Blending your stepfamily can feel like you are literally in a blender: being blended, chopped and pureed. However, the goal is feeling a sense of unity, harmony and familial cooperation (I mean, let’s face it, no family – even non-blended families are perfectly peaceful). Blending is a mixing and mingling of the family, so as to produce the desired result of unity or of feeling of “oneness”. That doesn’t mean that you’ll agree on everything, but it is a feeling of harmony and wholeness – a feeling of belonging to the new family.
Now, we know that stepfamilies are made up of smaller family units that share bloodlines. They are actually two families (sometimes more) coming together to make one single family.
It is a process that ALL blended families go through, though each family takes its own unique amount of time and effort due to its unique set of circumstances, and how badly the family members want to blend. Some family members might resist the blending, thus making it harder for those who do want to blend.

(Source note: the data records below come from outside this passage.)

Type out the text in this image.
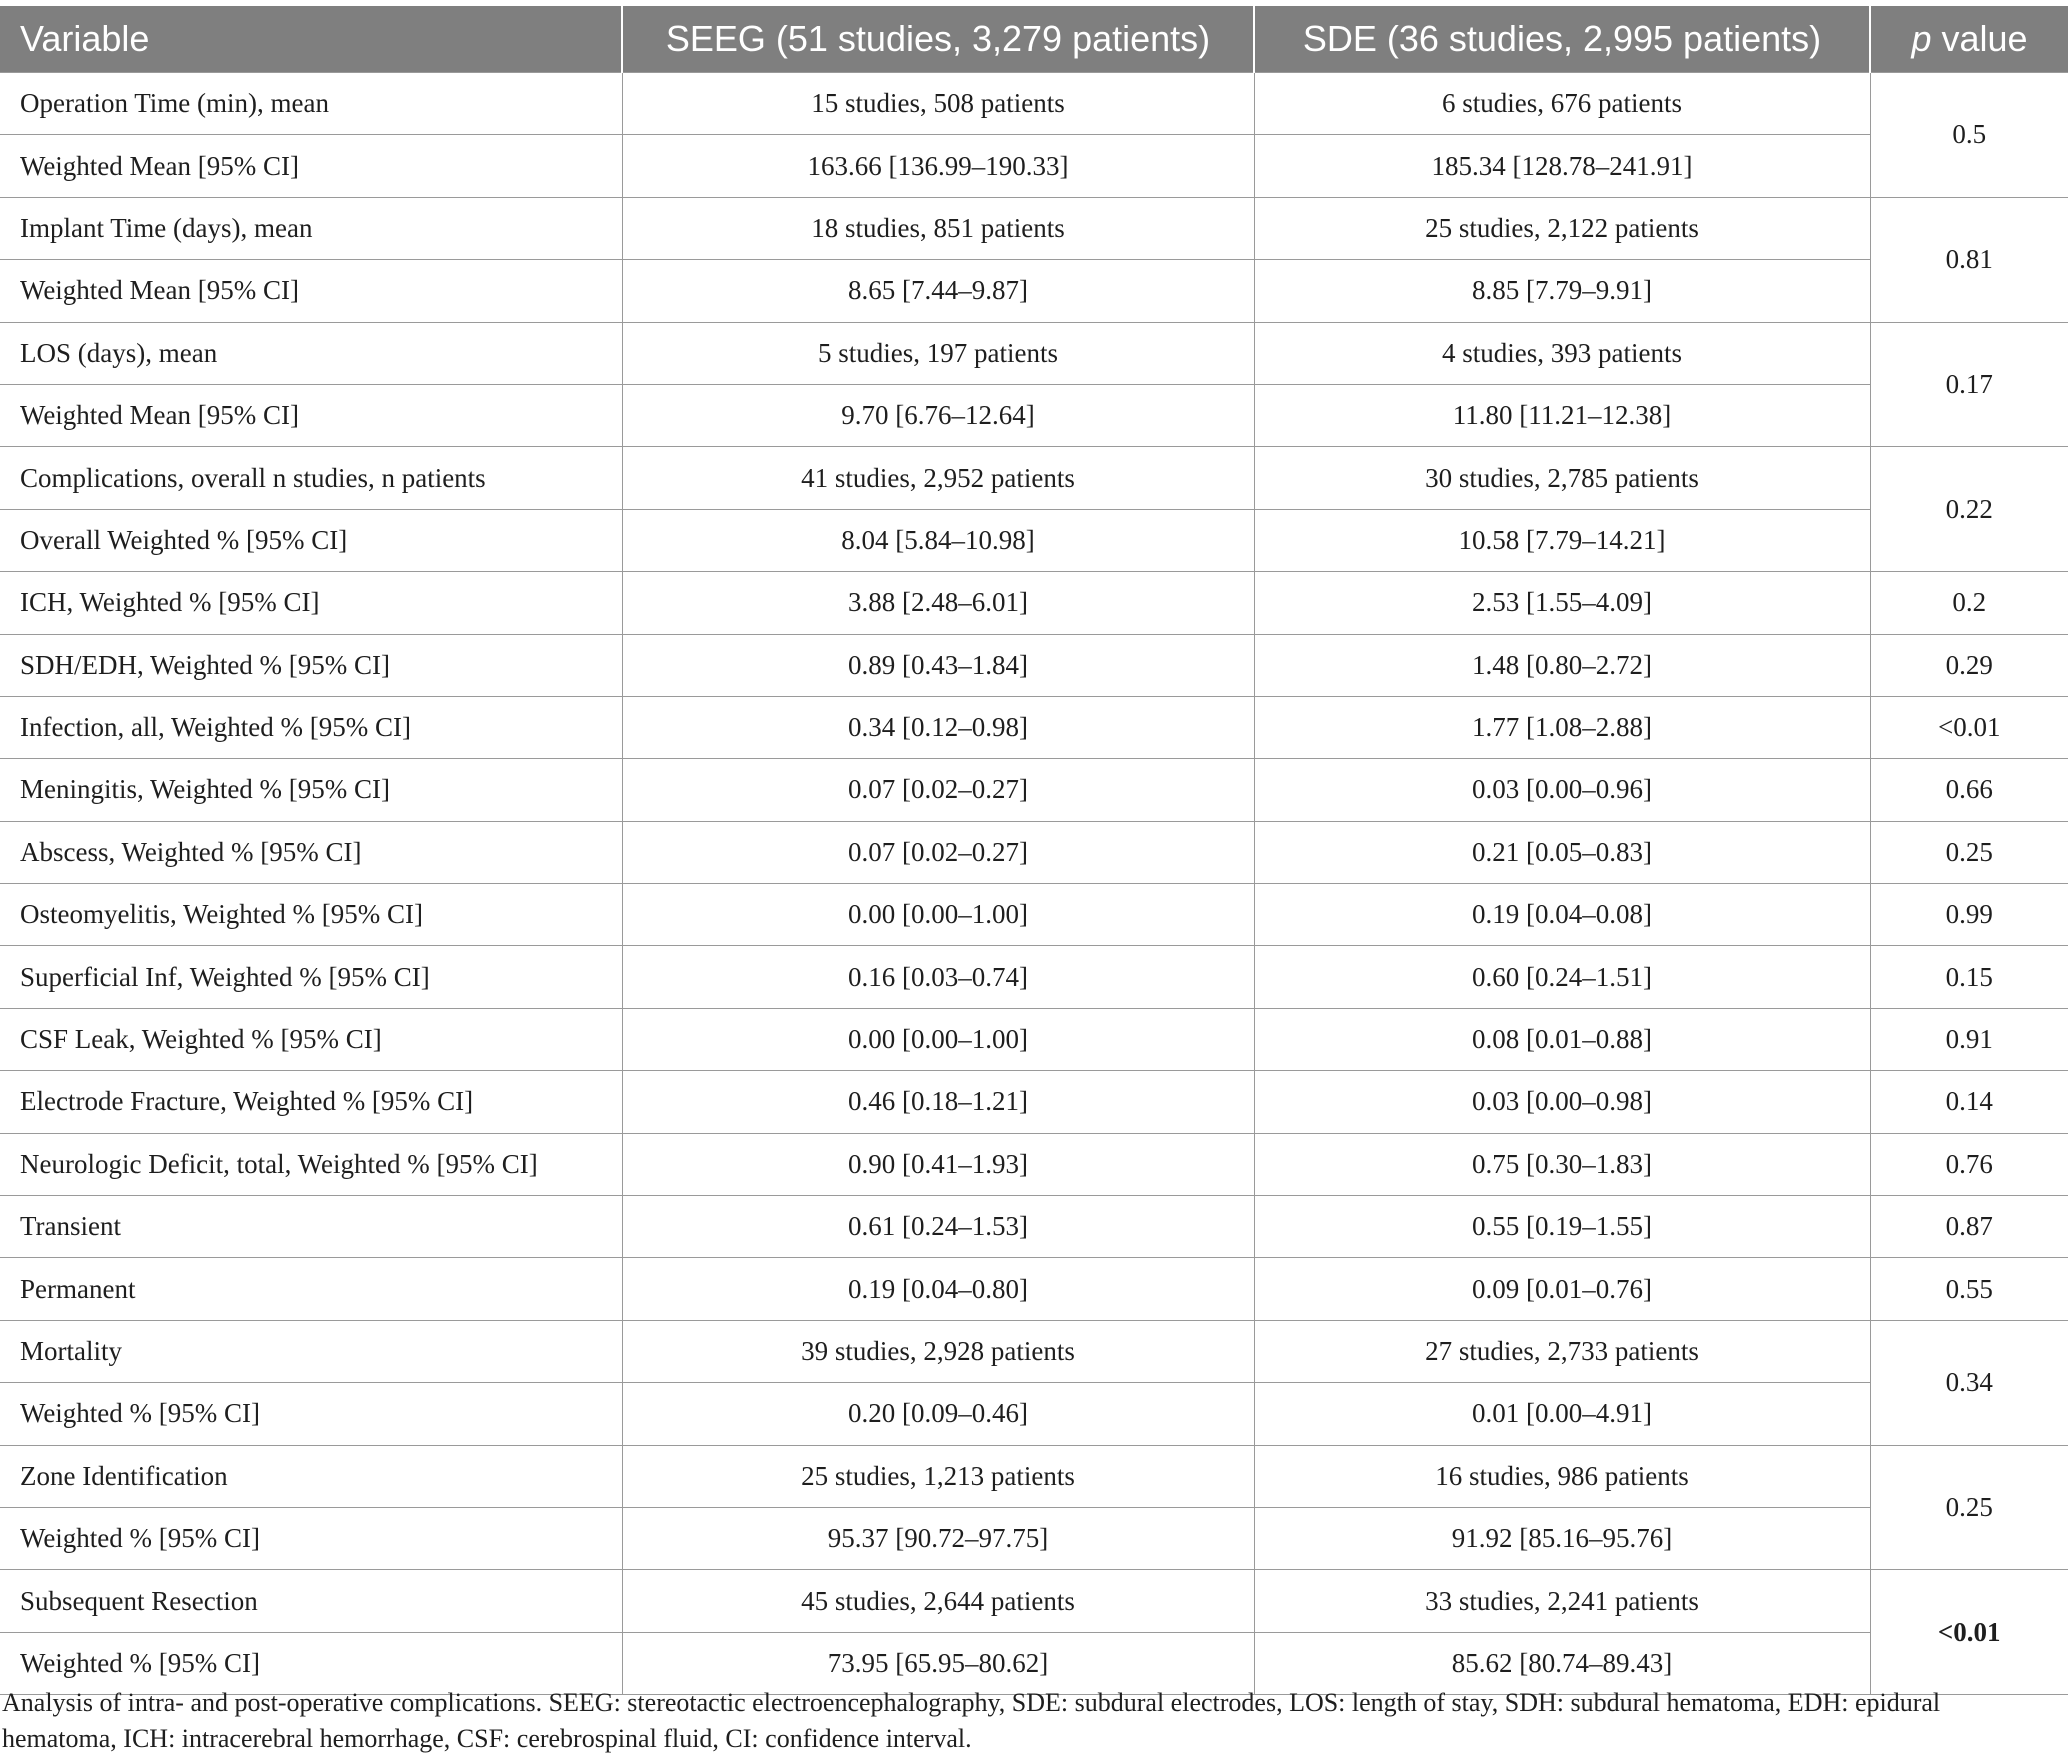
Variable	SEEG (51 studies, 3,279 patients)	SDE (36 studies, 2,995 patients)	p value
Operation Time (min), mean	15 studies, 508 patients	6 studies, 676 patients	0.5
Weighted Mean [95% CI]	163.66 [136.99–190.33]	185.34 [128.78–241.91]	
Implant Time (days), mean	18 studies, 851 patients	25 studies, 2,122 patients	0.81
Weighted Mean [95% CI]	8.65 [7.44–9.87]	8.85 [7.79–9.91]	
LOS (days), mean	5 studies, 197 patients	4 studies, 393 patients	0.17
Weighted Mean [95% CI]	9.70 [6.76–12.64]	11.80 [11.21–12.38]	
Complications, overall n studies, n patients	41 studies, 2,952 patients	30 studies, 2,785 patients	0.22
Overall Weighted % [95% CI]	8.04 [5.84–10.98]	10.58 [7.79–14.21]	
ICH, Weighted % [95% CI]	3.88 [2.48–6.01]	2.53 [1.55–4.09]	0.2
SDH/EDH, Weighted % [95% CI]	0.89 [0.43–1.84]	1.48 [0.80–2.72]	0.29
Infection, all, Weighted % [95% CI]	0.34 [0.12–0.98]	1.77 [1.08–2.88]	<0.01
Meningitis, Weighted % [95% CI]	0.07 [0.02–0.27]	0.03 [0.00–0.96]	0.66
Abscess, Weighted % [95% CI]	0.07 [0.02–0.27]	0.21 [0.05–0.83]	0.25
Osteomyelitis, Weighted % [95% CI]	0.00 [0.00–1.00]	0.19 [0.04–0.08]	0.99
Superficial Inf, Weighted % [95% CI]	0.16 [0.03–0.74]	0.60 [0.24–1.51]	0.15
CSF Leak, Weighted % [95% CI]	0.00 [0.00–1.00]	0.08 [0.01–0.88]	0.91
Electrode Fracture, Weighted % [95% CI]	0.46 [0.18–1.21]	0.03 [0.00–0.98]	0.14
Neurologic Deficit, total, Weighted % [95% CI]	0.90 [0.41–1.93]	0.75 [0.30–1.83]	0.76
Transient	0.61 [0.24–1.53]	0.55 [0.19–1.55]	0.87
Permanent	0.19 [0.04–0.80]	0.09 [0.01–0.76]	0.55
Mortality	39 studies, 2,928 patients	27 studies, 2,733 patients	0.34
Weighted % [95% CI]	0.20 [0.09–0.46]	0.01 [0.00–4.91]	
Zone Identification	25 studies, 1,213 patients	16 studies, 986 patients	0.25
Weighted % [95% CI]	95.37 [90.72–97.75]	91.92 [85.16–95.76]	
Subsequent Resection	45 studies, 2,644 patients	33 studies, 2,241 patients	<0.01
Weighted % [95% CI]	73.95 [65.95–80.62]	85.62 [80.74–89.43]	
Analysis of intra- and post-operative complications. SEEG: stereotactic electroencephalography, SDE: subdural electrodes, LOS: length of stay, SDH: subdural hematoma, EDH: epidural hematoma, ICH: intracerebral hemorrhage, CSF: cerebrospinal fluid, CI: confidence interval.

My son resisted blending with my husband for years, so their process took much longer than it would have, had they both been willing to let it happen. My son was dealing with loyalty issues with his birth-dad and did not want his dad to feel replaced. This is a common obstacle.
I have discovered that there are four stages of stepfamily development. Remember, ALL families go through these stages, but some go through them faster or slower than others. Sadly, many stepfamilies never make it through all of them.
1) The dream stage
Most people bring their fantasies, wishes, and unspoken expectations into their new relationships. They may have heard of the problems that other stepfamilies have faced, but believe that their new family will not face them because they are so in love.
2) The realization stage
This is where the reality of blending the family begins to be felt. The stepparent has an “outsider” position, while the biological parent and child remain intensely connected. There’s often an uneasy feeling that something is wrong, and the stepparent may believe, “It must be me.” This is often when you feel like you’re sinking, as you realize that those problems that you had heard about are beginning to surface in your family. Fantasies of a perfect family are relinquished, and the stepparent begins to know the strangers he or she has joined. Meanwhile, biological parents begin to understand more clearly that they are the only ones truly connected to both their children and spouse. This can become a tug-of-war of loyalties to the biological parent as he or she wants everyone to like each other.
3) The rally stage
This is where the hard work happens. Difference are much more openly expressed, which may result in a chaotic, embattled time. Stepparents may begin speaking up with more energy about their own needs for inclusion and for changes needed to be made in the family. Children may express dislike for the stepparent and declare, “They’re not my parent, and I don’t want to do what they say!” So now, let the battle begin. It’s also a time when negotiations are made and action is taken concerning how the family will function. Actions in this stage change the family’s structure as new boundaries are drawn. The family will move in and out of this stage the most as new things come up, but as they work through the issues, they will become more healthy.
4) The acceptance stage
Here, there is less attention to step-issues and this is often the “Honeymoon Stage”. It is only now that a clearly defined stepparent role begins to emerge. The stepfamily now has solid and reliable relationships, although some children may be more inside the family than others, there is clarity about and acceptance of this fact. The step parent role now brings satisfaction and nourishment.
History shows that it takes most families four to seven years to complete all four stages and it is rarely, if ever, simple. But it’s incredibly rewarding when you actively pursue the end result – a caring, loving, harmony-filled blended family.